We will only deal with the case where you want to completely empty the file or zero it out and not the case where you might want to remove parts of the file or truncate files by certain number of lines or byte size.
truncate is a command line utility that can be found in most Linux distros. It is used to shrink the size of a file to a desired size. We will use the size 0 (zero) to empty the file.
bash$ truncate -s 0 myfile.txt
-s or –size: specifies the size to which the file needs to be truncated, in bytes.

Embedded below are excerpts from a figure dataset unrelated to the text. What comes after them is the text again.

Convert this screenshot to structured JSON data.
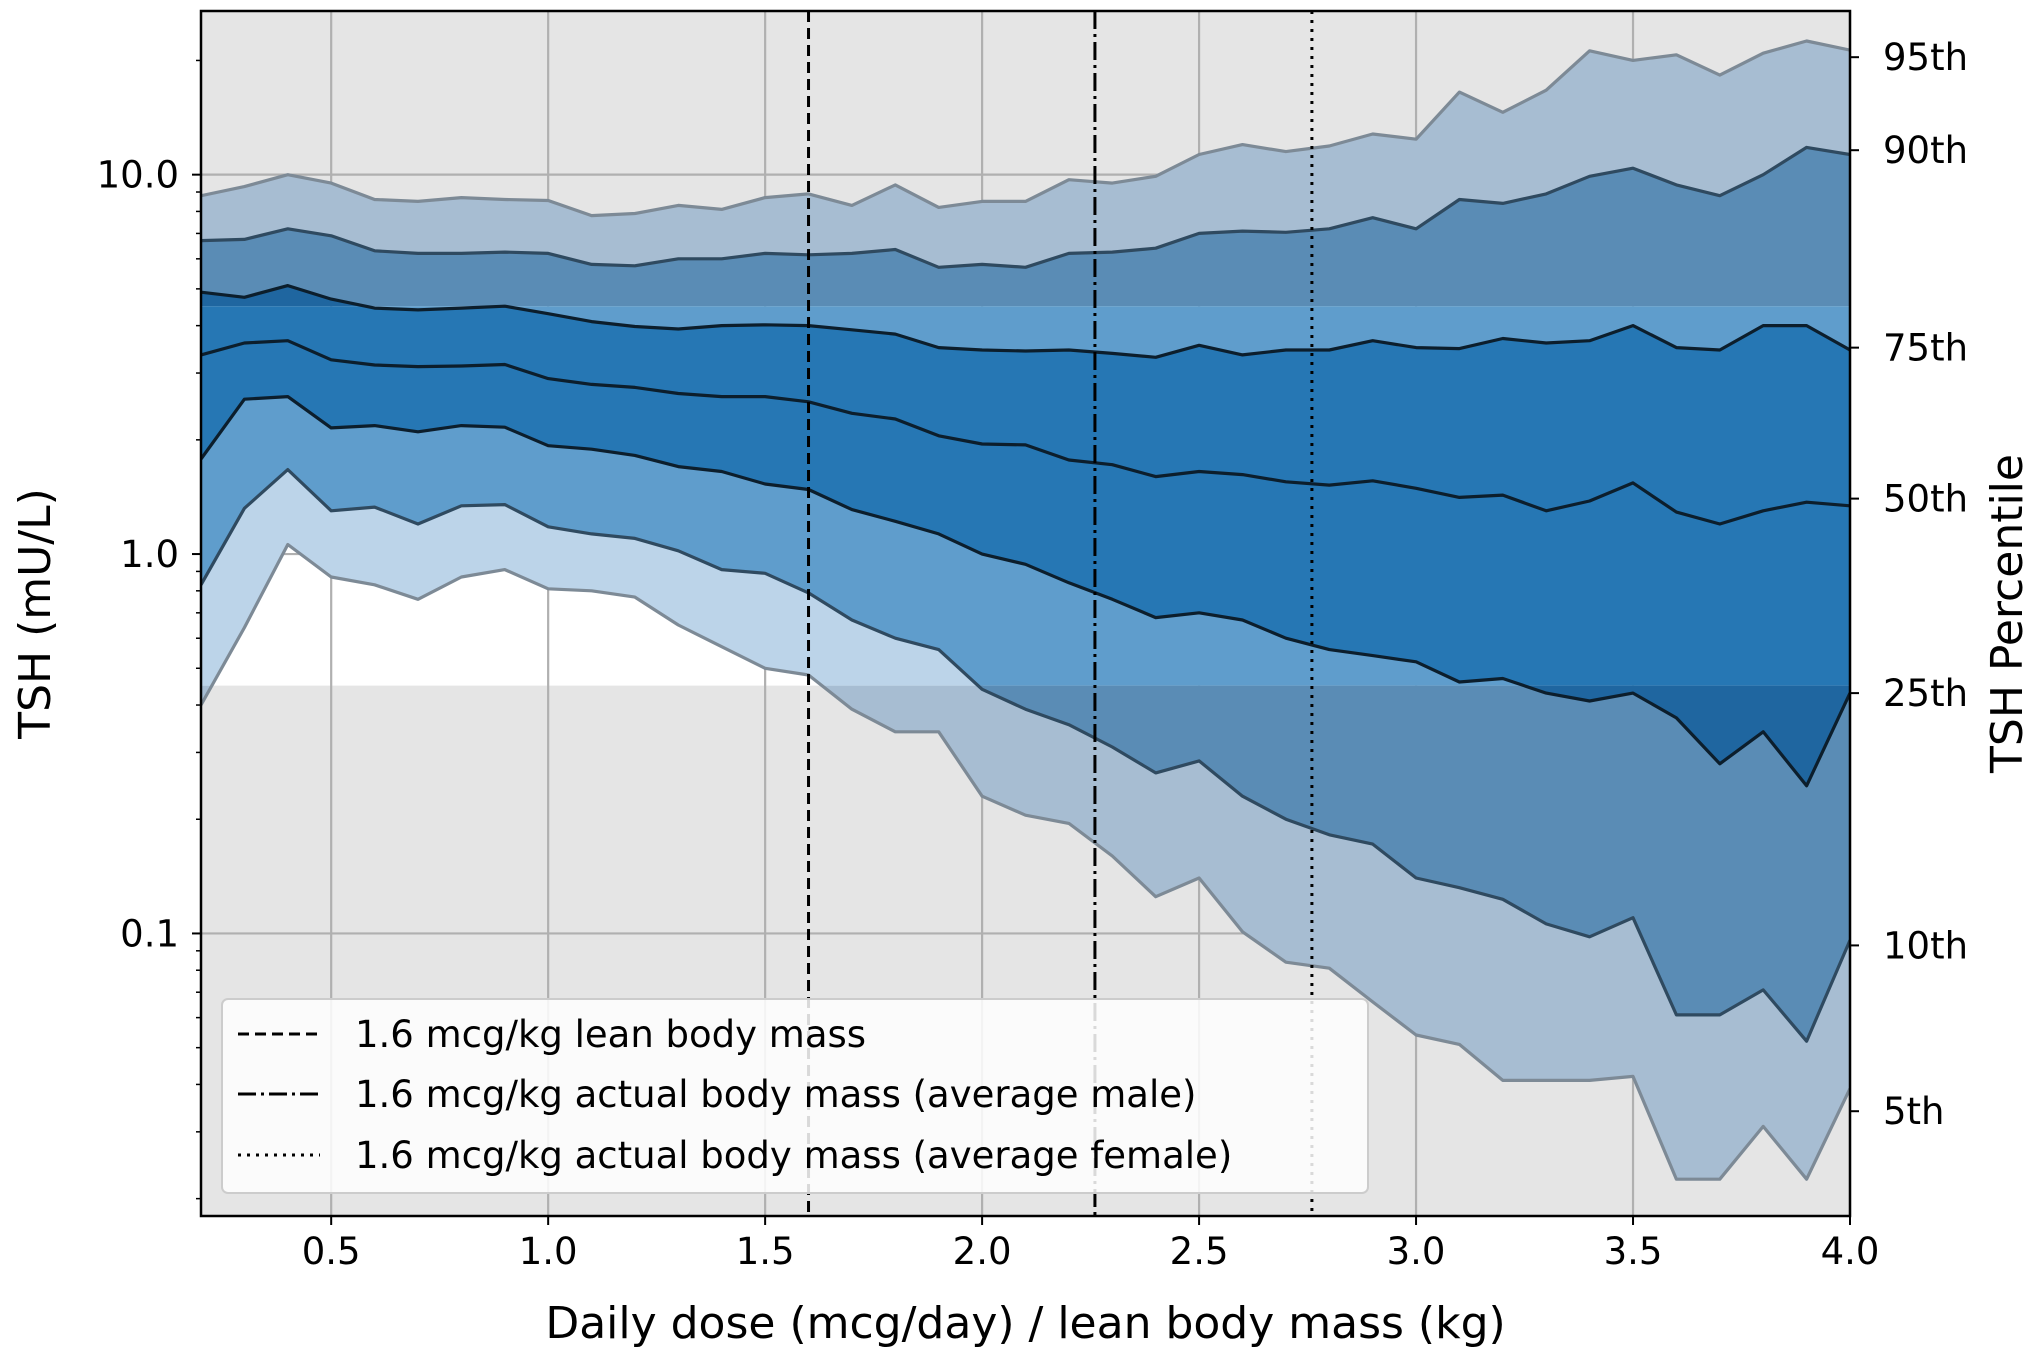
{
  "chart_data": {
    "type": "area",
    "xlabel": "Daily dose (mcg/day) / lean body mass (kg)",
    "ylabel": "TSH (mU/L)",
    "ylabel_right": "TSH Percentile",
    "xlim": [
      0.2,
      4.0
    ],
    "ylim": [
      0.018,
      27
    ],
    "yscale": "log",
    "grid": true,
    "x_ticks": [
      0.5,
      1.0,
      1.5,
      2.0,
      2.5,
      3.0,
      3.5,
      4.0
    ],
    "x_tick_labels": [
      "0.5",
      "1.0",
      "1.5",
      "2.0",
      "2.5",
      "3.0",
      "3.5",
      "4.0"
    ],
    "y_ticks": [
      0.1,
      1.0,
      10.0
    ],
    "y_tick_labels": [
      "0.1",
      "1.0",
      "10.0"
    ],
    "right_ticks": [
      {
        "label": "95th",
        "tsh": 20.4
      },
      {
        "label": "90th",
        "tsh": 11.6
      },
      {
        "label": "75th",
        "tsh": 3.5
      },
      {
        "label": "50th",
        "tsh": 1.4
      },
      {
        "label": "25th",
        "tsh": 0.43
      },
      {
        "label": "10th",
        "tsh": 0.093
      },
      {
        "label": "5th",
        "tsh": 0.034
      }
    ],
    "reference_range": [
      0.45,
      4.5
    ],
    "x": [
      0.2,
      0.3,
      0.4,
      0.5,
      0.6,
      0.7,
      0.8,
      0.9,
      1.0,
      1.1,
      1.2,
      1.3,
      1.4,
      1.5,
      1.6,
      1.7,
      1.8,
      1.9,
      2.0,
      2.1,
      2.2,
      2.3,
      2.4,
      2.5,
      2.6,
      2.7,
      2.8,
      2.9,
      3.0,
      3.1,
      3.2,
      3.3,
      3.4,
      3.5,
      3.6,
      3.7,
      3.8,
      3.9,
      4.0
    ],
    "series": [
      {
        "name": "5th",
        "values": [
          0.4,
          0.64,
          1.06,
          0.87,
          0.83,
          0.76,
          0.87,
          0.91,
          0.81,
          0.8,
          0.77,
          0.65,
          0.57,
          0.5,
          0.48,
          0.39,
          0.34,
          0.34,
          0.23,
          0.205,
          0.195,
          0.16,
          0.125,
          0.14,
          0.101,
          0.084,
          0.081,
          0.066,
          0.054,
          0.051,
          0.041,
          0.041,
          0.041,
          0.042,
          0.0225,
          0.0225,
          0.031,
          0.0225,
          0.039
        ]
      },
      {
        "name": "10th",
        "values": [
          0.83,
          1.32,
          1.67,
          1.3,
          1.33,
          1.2,
          1.34,
          1.35,
          1.18,
          1.13,
          1.1,
          1.02,
          0.91,
          0.89,
          0.79,
          0.67,
          0.6,
          0.56,
          0.44,
          0.39,
          0.355,
          0.31,
          0.265,
          0.285,
          0.23,
          0.2,
          0.182,
          0.172,
          0.14,
          0.132,
          0.123,
          0.106,
          0.098,
          0.11,
          0.061,
          0.061,
          0.071,
          0.052,
          0.096
        ]
      },
      {
        "name": "25th",
        "values": [
          1.78,
          2.56,
          2.6,
          2.15,
          2.18,
          2.1,
          2.18,
          2.16,
          1.93,
          1.89,
          1.82,
          1.7,
          1.65,
          1.53,
          1.48,
          1.31,
          1.22,
          1.13,
          1.0,
          0.94,
          0.84,
          0.76,
          0.68,
          0.7,
          0.67,
          0.6,
          0.56,
          0.54,
          0.52,
          0.46,
          0.47,
          0.43,
          0.41,
          0.43,
          0.37,
          0.28,
          0.34,
          0.245,
          0.43
        ]
      },
      {
        "name": "50th",
        "values": [
          3.35,
          3.6,
          3.65,
          3.25,
          3.15,
          3.12,
          3.13,
          3.16,
          2.9,
          2.8,
          2.75,
          2.65,
          2.6,
          2.6,
          2.52,
          2.35,
          2.27,
          2.05,
          1.95,
          1.94,
          1.77,
          1.72,
          1.6,
          1.65,
          1.62,
          1.55,
          1.52,
          1.56,
          1.49,
          1.41,
          1.43,
          1.3,
          1.38,
          1.54,
          1.29,
          1.2,
          1.3,
          1.37,
          1.34
        ]
      },
      {
        "name": "75th",
        "values": [
          4.9,
          4.75,
          5.1,
          4.7,
          4.45,
          4.4,
          4.45,
          4.5,
          4.3,
          4.1,
          3.98,
          3.92,
          4.0,
          4.02,
          4.0,
          3.9,
          3.8,
          3.5,
          3.45,
          3.43,
          3.45,
          3.38,
          3.3,
          3.55,
          3.35,
          3.45,
          3.45,
          3.65,
          3.5,
          3.48,
          3.7,
          3.6,
          3.65,
          4.0,
          3.5,
          3.45,
          4.0,
          4.0,
          3.45
        ]
      },
      {
        "name": "90th",
        "values": [
          6.7,
          6.75,
          7.2,
          6.9,
          6.3,
          6.2,
          6.2,
          6.25,
          6.2,
          5.8,
          5.75,
          6.0,
          6.0,
          6.2,
          6.15,
          6.2,
          6.35,
          5.7,
          5.8,
          5.7,
          6.2,
          6.25,
          6.4,
          7.0,
          7.1,
          7.05,
          7.2,
          7.7,
          7.2,
          8.6,
          8.4,
          8.9,
          9.9,
          10.4,
          9.4,
          8.8,
          10.0,
          11.8,
          11.3
        ]
      },
      {
        "name": "95th",
        "values": [
          8.8,
          9.3,
          10.0,
          9.5,
          8.6,
          8.5,
          8.7,
          8.6,
          8.55,
          7.8,
          7.9,
          8.3,
          8.1,
          8.7,
          8.9,
          8.3,
          9.4,
          8.2,
          8.5,
          8.5,
          9.7,
          9.5,
          9.9,
          11.3,
          12.0,
          11.5,
          11.9,
          12.8,
          12.4,
          16.5,
          14.6,
          16.7,
          21.2,
          20.0,
          20.7,
          18.3,
          20.9,
          22.5,
          21.3
        ]
      }
    ],
    "vlines": [
      {
        "x": 1.6,
        "style": "dashed",
        "label": "1.6 mcg/kg lean body mass"
      },
      {
        "x": 2.26,
        "style": "dashdot",
        "label": "1.6 mcg/kg actual body mass (average male)"
      },
      {
        "x": 2.76,
        "style": "dotted",
        "label": "1.6 mcg/kg actual body mass (average female)"
      }
    ],
    "legend_position": "lower-left",
    "colors": {
      "background": "#e5e5e5",
      "reference_band": "#ffffff",
      "band_outer": "#a7bdd2",
      "band_mid": "#5a8cb5",
      "band_inner": "#2677b4",
      "band_inner_out_of_range": "#1f66a0",
      "band_mid_in_range": "#5f9dcc",
      "band_outer_in_range": "#bcd4e9",
      "line_outer": "#7d8a96",
      "line_mid": "#2f4a60",
      "line_inner": "#0c1e2c",
      "grid": "#b0b0b0"
    }
  }
}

One of the easiest and quickest way to empty a file is to use I/O redirection. This will create a new empty file, if one does not exist. If the file already exist, it will delete all its content and save it as a zero byte file.
Although it is not precisely the same as the truncate system call mentioned above, it will work for almost all practical use cases. Also this is the fastest of all the method mentioned here. If you have a really large file, then the I/O redirection could be substantially faster.
bash$ > myfile.txt
You can also use the output of various different commands, that produce an empty output with redirection. For example, the echo command can be used as shown below. Other no-op commands such as “:” or true can be used as well. All of the commands below will truncate files to zero bytes.
bash$ echo > myfile.txt
bash$ :> myfile.txt
bash$ true > myfile.txt
Most modern versions of Linux has an implementation of the /dev/null device. If you have older version, it is possible that it may not be implemented. You can choose to use cp command to truncate the file or use redirection as mentioned above.
bash$ cp /dev/null myfile.txt
As mentioned in the previous section, you can use redirection as well…
bash$ cat /dev/null > myfile.txt
noclobber is a feature in Linux which is used to prevent accidental overwriting of files. If noclobber is set or enabled on your system, the above I/O redirection methods will throw an error. You will need to modify the command to over ride the noclobber option.
Depending on your command shell, you can try the following. In csh and its derivative shell, you could use the >! instead of > to override the noclobber configuration. In ksh and its derivates, the >| is used. Some shells supports both the syntax.
bash$ >! myfile.txt
bash$ >| myfile.txt
You can try both of the above commands one after the other to see which one works, if you are unsure about the shell you are using.